Toutefois, dix ans après, les IHUs ne sont que des « écosystèmes ». Le PIA voulait créer un modèle nouveau d’organisation de la recherche entre l’université et l’hôpital, aux côtés des organismes publics de recherche et chaque IHU expérimente son propre modèle, spécifique, en fonction de ses propres relations avec les organismes publics de recherche, tutelles de son ou ses Unités mixtes de recherche (UMR), l’université et l’hôpital auxquels il est rattaché. Il est encore tôt pour définir si cette diversité organisationnelle est une force par la souplesse, la créativité et le devoir d’excellence qu’elle porte en elle ou une fragilité par l’absence d’existence propre comme institut de recherche raisonnablement autonome sur ses prérogatives.

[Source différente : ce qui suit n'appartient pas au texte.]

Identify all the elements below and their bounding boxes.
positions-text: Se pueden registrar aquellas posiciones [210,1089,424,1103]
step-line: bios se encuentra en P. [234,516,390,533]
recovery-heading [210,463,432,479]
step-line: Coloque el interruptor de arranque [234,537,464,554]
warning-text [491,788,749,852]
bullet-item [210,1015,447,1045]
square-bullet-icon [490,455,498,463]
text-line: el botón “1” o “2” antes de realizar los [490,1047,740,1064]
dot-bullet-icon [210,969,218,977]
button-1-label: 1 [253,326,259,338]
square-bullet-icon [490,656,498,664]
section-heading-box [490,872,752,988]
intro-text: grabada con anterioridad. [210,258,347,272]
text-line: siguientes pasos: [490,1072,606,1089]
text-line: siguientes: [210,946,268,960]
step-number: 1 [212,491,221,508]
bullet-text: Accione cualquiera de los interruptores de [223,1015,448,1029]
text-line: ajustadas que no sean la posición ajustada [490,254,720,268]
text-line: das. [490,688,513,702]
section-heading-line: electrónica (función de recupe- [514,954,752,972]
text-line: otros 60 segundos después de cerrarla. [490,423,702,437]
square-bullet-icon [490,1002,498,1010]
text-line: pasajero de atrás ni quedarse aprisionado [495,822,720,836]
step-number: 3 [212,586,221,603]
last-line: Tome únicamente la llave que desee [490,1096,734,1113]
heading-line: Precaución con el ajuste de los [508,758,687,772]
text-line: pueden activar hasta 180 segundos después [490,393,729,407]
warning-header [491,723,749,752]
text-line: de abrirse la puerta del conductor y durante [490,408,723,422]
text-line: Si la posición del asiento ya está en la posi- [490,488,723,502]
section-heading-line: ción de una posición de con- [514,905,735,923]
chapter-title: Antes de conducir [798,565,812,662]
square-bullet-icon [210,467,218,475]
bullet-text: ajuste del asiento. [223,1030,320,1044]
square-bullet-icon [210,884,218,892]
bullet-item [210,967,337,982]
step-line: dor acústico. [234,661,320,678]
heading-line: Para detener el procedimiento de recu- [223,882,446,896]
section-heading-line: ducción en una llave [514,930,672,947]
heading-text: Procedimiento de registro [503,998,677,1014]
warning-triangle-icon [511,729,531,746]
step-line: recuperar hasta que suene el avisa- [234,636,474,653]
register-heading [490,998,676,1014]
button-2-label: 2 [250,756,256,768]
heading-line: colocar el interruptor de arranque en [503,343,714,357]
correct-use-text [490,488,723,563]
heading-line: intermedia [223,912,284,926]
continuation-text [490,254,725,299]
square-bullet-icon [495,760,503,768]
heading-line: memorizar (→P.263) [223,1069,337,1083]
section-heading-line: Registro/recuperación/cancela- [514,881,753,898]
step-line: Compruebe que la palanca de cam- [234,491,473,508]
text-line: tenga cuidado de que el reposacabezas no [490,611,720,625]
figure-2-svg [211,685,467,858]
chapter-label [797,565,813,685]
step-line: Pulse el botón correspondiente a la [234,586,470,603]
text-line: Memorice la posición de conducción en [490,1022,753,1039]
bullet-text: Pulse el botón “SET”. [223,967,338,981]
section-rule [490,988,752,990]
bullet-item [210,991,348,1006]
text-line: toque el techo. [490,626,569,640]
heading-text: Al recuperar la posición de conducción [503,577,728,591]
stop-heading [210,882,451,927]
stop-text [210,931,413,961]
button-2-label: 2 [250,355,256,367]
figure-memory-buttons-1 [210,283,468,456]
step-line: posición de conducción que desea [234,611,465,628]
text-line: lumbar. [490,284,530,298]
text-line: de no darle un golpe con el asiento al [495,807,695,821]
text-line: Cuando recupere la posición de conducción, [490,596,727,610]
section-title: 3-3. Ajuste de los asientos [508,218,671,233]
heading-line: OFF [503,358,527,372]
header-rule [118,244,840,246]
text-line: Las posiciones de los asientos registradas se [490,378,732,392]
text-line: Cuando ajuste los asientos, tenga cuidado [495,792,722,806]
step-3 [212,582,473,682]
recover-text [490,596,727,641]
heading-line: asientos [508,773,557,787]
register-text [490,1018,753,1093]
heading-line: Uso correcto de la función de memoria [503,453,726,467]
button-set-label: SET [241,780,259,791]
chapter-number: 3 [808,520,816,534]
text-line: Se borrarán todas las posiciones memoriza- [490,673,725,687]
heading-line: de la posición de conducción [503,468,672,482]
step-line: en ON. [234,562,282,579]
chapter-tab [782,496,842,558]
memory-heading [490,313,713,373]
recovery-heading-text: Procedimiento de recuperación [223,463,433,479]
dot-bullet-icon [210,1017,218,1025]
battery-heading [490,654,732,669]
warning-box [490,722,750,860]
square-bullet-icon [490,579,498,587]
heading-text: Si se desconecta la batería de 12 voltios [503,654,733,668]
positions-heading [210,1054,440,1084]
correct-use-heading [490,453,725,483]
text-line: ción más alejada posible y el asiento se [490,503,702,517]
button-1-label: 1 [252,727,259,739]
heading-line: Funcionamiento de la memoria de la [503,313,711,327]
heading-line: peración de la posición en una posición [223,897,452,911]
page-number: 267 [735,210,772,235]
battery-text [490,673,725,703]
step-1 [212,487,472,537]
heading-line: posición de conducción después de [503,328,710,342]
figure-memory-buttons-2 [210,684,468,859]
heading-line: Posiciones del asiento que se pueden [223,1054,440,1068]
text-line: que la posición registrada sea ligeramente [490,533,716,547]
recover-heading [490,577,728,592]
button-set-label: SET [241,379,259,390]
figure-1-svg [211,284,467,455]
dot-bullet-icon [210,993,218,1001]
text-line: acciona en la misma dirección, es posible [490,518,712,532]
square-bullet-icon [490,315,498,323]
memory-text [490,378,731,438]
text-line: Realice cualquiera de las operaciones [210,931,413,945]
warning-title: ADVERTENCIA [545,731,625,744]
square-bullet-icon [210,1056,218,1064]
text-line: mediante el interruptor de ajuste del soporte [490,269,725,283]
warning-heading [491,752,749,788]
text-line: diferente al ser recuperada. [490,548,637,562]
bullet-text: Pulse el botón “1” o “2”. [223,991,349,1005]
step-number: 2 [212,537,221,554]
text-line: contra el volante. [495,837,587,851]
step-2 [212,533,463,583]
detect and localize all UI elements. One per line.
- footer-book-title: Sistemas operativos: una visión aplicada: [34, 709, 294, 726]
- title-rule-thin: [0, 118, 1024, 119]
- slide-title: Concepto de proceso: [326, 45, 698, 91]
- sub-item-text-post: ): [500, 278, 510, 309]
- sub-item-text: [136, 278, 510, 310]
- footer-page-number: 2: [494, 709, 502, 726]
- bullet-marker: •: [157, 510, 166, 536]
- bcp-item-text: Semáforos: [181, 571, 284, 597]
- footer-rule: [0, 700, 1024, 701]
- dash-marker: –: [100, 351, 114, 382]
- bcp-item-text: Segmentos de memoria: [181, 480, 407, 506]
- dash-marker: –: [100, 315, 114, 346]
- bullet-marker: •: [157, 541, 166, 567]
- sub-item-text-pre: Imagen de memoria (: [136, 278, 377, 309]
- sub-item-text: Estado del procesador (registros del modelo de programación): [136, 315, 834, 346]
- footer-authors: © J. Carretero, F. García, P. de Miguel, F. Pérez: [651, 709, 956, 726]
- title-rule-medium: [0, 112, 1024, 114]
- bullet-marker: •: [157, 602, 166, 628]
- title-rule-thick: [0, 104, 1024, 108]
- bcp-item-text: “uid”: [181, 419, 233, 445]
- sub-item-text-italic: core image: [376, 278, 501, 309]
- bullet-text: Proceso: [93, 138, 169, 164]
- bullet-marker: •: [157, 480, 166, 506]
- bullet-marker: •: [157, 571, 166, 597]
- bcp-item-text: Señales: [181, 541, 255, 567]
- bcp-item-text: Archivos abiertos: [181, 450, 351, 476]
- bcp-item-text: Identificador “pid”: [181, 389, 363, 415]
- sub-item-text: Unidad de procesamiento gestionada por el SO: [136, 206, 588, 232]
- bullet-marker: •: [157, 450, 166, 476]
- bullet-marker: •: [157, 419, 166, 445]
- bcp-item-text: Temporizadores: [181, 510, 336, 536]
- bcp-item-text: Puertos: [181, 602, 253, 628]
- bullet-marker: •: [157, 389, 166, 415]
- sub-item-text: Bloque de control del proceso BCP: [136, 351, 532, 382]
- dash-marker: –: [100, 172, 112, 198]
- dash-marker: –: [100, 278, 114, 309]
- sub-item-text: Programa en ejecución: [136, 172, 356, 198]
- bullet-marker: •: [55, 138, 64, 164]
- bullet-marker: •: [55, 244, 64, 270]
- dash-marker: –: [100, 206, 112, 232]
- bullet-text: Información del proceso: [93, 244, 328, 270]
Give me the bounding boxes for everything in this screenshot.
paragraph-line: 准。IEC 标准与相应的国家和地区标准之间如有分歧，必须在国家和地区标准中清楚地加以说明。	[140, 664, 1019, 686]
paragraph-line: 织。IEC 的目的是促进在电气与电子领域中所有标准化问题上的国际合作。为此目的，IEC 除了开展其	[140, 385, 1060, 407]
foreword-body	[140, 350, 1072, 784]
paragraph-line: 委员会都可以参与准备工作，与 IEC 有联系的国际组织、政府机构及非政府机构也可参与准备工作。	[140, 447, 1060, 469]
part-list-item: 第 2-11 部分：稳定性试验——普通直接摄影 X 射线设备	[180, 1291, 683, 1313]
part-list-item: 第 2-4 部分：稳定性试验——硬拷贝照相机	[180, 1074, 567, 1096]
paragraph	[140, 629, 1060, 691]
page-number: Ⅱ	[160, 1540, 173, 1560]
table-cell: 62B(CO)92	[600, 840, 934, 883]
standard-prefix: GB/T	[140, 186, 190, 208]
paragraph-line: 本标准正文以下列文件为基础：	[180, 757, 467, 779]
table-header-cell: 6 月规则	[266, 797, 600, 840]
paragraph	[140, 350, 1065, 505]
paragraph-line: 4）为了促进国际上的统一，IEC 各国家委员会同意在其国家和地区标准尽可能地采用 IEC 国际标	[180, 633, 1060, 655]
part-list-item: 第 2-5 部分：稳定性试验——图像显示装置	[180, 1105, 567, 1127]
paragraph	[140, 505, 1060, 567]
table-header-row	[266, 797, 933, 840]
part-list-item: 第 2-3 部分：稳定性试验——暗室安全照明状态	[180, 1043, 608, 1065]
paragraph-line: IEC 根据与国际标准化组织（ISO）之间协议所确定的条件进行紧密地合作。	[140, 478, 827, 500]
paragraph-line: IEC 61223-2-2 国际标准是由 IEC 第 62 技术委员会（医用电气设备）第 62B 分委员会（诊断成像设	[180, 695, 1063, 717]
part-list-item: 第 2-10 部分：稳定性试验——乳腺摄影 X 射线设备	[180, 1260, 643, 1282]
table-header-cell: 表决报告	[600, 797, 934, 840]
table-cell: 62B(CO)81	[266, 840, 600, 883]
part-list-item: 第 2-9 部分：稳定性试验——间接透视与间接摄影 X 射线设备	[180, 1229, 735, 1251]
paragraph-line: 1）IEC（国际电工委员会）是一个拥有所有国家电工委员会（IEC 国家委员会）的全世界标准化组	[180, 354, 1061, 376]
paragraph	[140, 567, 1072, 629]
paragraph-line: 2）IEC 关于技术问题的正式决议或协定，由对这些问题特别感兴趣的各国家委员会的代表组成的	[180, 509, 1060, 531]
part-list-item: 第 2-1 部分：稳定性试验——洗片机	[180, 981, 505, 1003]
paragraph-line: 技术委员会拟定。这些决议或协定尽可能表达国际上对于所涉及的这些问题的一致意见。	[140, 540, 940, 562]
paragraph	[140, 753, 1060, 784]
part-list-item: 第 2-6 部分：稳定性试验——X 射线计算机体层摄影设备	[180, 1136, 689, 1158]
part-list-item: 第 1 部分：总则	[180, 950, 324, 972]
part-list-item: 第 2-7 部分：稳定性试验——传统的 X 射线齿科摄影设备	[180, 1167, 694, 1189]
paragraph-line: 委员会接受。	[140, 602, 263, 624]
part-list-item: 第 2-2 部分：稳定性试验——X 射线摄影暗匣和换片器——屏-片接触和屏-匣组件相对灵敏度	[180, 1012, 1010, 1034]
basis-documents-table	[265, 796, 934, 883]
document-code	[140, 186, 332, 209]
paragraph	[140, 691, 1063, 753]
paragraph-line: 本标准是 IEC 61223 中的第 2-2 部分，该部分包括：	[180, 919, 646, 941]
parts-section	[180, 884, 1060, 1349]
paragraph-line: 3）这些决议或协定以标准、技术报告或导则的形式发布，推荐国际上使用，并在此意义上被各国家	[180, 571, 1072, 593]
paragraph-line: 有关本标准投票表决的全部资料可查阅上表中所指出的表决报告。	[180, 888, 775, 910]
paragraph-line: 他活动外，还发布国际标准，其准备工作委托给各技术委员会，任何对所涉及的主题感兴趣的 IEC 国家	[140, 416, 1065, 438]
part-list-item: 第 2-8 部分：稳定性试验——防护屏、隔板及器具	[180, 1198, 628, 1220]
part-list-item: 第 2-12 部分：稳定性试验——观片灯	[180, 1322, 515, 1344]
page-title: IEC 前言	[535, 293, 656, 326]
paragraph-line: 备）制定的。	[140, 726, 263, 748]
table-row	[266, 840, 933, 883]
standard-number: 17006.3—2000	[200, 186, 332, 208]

Dans l’environnement du soin et de la recherche, les IHUs sont les seuls organismes à ne pas bénéficier d’un soutien récurrent de l’État, ne serait-ce que pour soutenir leurs dépenses d’infrastructures, et à se déployer qu’au seul bénéfice de financements compétitifs, qu’il s’agisse de crédits de recherche, académiques ou industriels, obtenus par les chercheurs en compétition, nationale et internationale, avec d’autres chercheurs ou de générosité du public grâce à l’appel aux dons.
Enfin, si les IHUs sont aujourd’hui reconnus pour leurs capacités d’accélération dans la recherche médicale et l’innovation et leur diffusion dans le secteur économique, ces capacités pourraient être renforcées en libérant les IHUs d’entraves administratives ou luttes d’intérêts contraires au modèle IHU persistantes. Acter, par exemple, que les produits de valorisation des résultats des IHUs doivent revenir intégralement aux IHU pour servir leur objectif unique de développer leur IHU monothématique serait une bonne mesure qui contribuerait avantageusement à la pérennisation du financement des IHUs.
Quant à la diffusion des avancées dans la recherche médicale et de l’innovation dans les systèmes de soins, elle reste à accomplir. Un challenge à relever dans le cadre de la mise en œuvre du 4e volet du PIA récemment engagé par le Premier ministre.